Francesco Aureli, Presidente dell’Osservatorio Internazionale per la Salute e Consigliere G7, discute i temi al centro del summit che si è svolto a Taormina: «Focus su emergenze sanitarie, quadra su salute e sanità»
HIV, tubercolosi, malaria, immigrazione, emergenze sanitarie e molto altro, sono stati i temi della sanità globale che sono stati affrontati in occasione del 43º vertice del G7 che si è svolto a Taormina il 26 e 27 maggio. A commentare l’evento, ai microfoni di Sanità informazione, in occasione della conferenza a Palazzo Madama sul “Ruolo dell’innovazione tecnologica nell’affrontare le sfide della salute globale“, Francesco Aureli, esperto di sviluppo internazionale, salute e migrazione, dell’ufficio Sherpa G7 della Presidenza del Consiglio dei Ministri, nonché Presidente dell’Osservatorio Internazionale per la Salute, spiega:
«In occasione del G7 ho indossato un doppio cappello: quello di Presidente dell’Osservatorio Internazionale per la Salute e anche il cappello di Consigliere per quanto riguarda il G7, soprattutto sulla mobilità umana e in particolare sulla salute. Sono stati centrali i temi già trattati pochi mesi fa a Montreal, dal Fondo globale per la lotta all’HIV, alla malaria e alla tubercolosi; è stato un momento proprio per porre l’attenzione da parte dell’Italia su quella che è la problematica seria del debellare la malaria dal mondo, soprattutto in Africa subsahariana dove avvengono la maggior parte dei casi. Mi sembra siano ancora 220 milioni all’anno. Il G7 si è concentrato su queste problematiche e sulle questioni relative all’antimicrobico resistenze. Stiamo lavorando in questa direzione e continueremo a lavorare soprattutto in vista della ministeriale salute, cioè quell’incontro tra tutti i ministri della salute dei paesi G7 che avverrà a Milano a novembre».
Tra le varie tematiche, un focus specifico è stato dedicato alla malaria. Sembra incredibile ma questa malattia è ancora un’emergenza sociale, ma in che modo attraverso la ricerca e l’innovazione tecnologica si può contribuire a debellarla?
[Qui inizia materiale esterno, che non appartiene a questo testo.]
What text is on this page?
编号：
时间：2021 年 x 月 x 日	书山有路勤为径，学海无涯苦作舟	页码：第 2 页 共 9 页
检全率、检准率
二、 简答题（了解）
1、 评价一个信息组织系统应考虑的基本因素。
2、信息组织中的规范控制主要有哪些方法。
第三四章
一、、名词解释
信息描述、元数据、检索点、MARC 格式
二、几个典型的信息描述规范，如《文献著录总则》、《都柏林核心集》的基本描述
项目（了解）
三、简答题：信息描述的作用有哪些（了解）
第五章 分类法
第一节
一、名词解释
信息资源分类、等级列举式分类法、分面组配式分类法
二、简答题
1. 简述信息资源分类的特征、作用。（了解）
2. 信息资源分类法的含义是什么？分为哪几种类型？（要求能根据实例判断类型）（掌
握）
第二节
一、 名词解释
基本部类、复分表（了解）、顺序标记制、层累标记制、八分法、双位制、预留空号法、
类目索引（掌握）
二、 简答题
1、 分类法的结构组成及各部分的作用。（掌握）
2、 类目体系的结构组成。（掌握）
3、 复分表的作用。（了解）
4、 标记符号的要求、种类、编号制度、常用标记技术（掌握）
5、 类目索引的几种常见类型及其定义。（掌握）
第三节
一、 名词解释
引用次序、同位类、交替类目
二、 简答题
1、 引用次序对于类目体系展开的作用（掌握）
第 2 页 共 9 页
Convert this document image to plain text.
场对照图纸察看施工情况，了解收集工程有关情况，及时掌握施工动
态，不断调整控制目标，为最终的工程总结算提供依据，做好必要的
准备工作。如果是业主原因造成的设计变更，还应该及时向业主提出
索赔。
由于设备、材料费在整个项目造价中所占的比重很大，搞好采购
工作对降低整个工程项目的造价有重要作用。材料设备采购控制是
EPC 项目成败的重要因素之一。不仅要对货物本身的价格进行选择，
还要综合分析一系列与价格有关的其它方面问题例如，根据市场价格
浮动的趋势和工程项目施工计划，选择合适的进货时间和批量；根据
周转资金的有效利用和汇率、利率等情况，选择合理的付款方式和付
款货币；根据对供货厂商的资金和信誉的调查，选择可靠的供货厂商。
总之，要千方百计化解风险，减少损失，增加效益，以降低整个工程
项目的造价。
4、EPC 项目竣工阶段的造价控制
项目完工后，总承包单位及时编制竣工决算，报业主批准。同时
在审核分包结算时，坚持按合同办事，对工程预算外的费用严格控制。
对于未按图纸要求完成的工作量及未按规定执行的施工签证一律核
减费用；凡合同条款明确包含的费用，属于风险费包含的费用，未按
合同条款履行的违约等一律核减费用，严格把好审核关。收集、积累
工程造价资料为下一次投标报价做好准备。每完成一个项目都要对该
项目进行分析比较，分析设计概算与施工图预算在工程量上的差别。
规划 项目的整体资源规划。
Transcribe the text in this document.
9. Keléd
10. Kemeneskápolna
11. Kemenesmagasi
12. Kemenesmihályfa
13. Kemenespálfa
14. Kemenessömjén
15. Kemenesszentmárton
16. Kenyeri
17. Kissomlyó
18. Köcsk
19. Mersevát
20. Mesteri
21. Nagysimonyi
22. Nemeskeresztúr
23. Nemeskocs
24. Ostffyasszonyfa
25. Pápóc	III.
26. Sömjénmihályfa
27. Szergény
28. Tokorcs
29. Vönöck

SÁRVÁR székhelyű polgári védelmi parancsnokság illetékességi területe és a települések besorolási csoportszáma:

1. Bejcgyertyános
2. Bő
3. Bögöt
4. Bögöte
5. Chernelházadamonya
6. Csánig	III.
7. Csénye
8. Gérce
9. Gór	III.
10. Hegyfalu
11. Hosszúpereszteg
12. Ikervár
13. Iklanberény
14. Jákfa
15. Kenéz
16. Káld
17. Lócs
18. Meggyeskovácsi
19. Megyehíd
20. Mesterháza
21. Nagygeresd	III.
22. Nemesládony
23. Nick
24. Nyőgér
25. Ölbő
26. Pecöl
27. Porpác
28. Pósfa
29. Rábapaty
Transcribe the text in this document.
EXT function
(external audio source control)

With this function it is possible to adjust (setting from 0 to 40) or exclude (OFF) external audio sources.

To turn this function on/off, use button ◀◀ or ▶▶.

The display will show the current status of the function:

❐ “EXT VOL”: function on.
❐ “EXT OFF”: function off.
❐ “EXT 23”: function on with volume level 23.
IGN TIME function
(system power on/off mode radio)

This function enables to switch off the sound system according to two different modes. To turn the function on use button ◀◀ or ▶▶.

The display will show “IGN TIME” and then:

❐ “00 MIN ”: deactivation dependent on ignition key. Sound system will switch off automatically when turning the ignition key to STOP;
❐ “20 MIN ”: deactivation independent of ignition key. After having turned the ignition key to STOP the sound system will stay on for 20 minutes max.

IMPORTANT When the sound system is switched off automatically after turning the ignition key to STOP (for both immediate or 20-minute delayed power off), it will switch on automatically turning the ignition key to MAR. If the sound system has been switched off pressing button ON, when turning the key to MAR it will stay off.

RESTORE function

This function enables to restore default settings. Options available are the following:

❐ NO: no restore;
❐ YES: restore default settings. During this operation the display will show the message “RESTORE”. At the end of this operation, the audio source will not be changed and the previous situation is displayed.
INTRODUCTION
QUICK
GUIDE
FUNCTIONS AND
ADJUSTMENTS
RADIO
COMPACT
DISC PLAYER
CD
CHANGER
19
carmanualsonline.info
«La ricerca e l’innovazione tecnologica hanno contribuito più o meno dal 2010, da quando all’Assemblea Generale delle Nazioni Unite è stato messo in luce il fatto che la malaria fosse ancora una delle emergenze da affrontare a livello globale. Dal 2010, con quel Rapporto proprio sul raggiungimento degli obiettivi di sviluppo del millennio che dovevano essere raggiunti nel 2015, si sono attivate una serie di forze, soprattutto di partenariato pubblico e privato, a livello nazionale, regionale e globale, che hanno contribuito a identificare una serie di farmaci nuovi per la malaria e di interventi massicci, anche con insetticida nuovi per le zanzariere, che sono stati rivoluzionari e hanno permesso una riduzione della malattia notevole».
In occasione del G7 si è discusso anche di un documento programmatico che servirà poi da base per l’importante tema della formazione degli operatori sanitari, corretto?
«Assolutamente. Uno dei principali interventi che diciamo negli ultimi 7-8 anni sono stati implementati soprattutto in Africa subsahariana è stato quello della formazione degli operatori sanitari di comunità, per permettere loro non solo di avere cognizione di quelli che sono i metodi più efficaci di prevenzione, ma anche quella che è la migliore diagnosi da eseguire nelle zone rurali dove avvengono la maggior parte dei casi. E poi quello che può essere l’intervento con i farmaci nuovi o meno nuovi, resistenti o meno resistenti».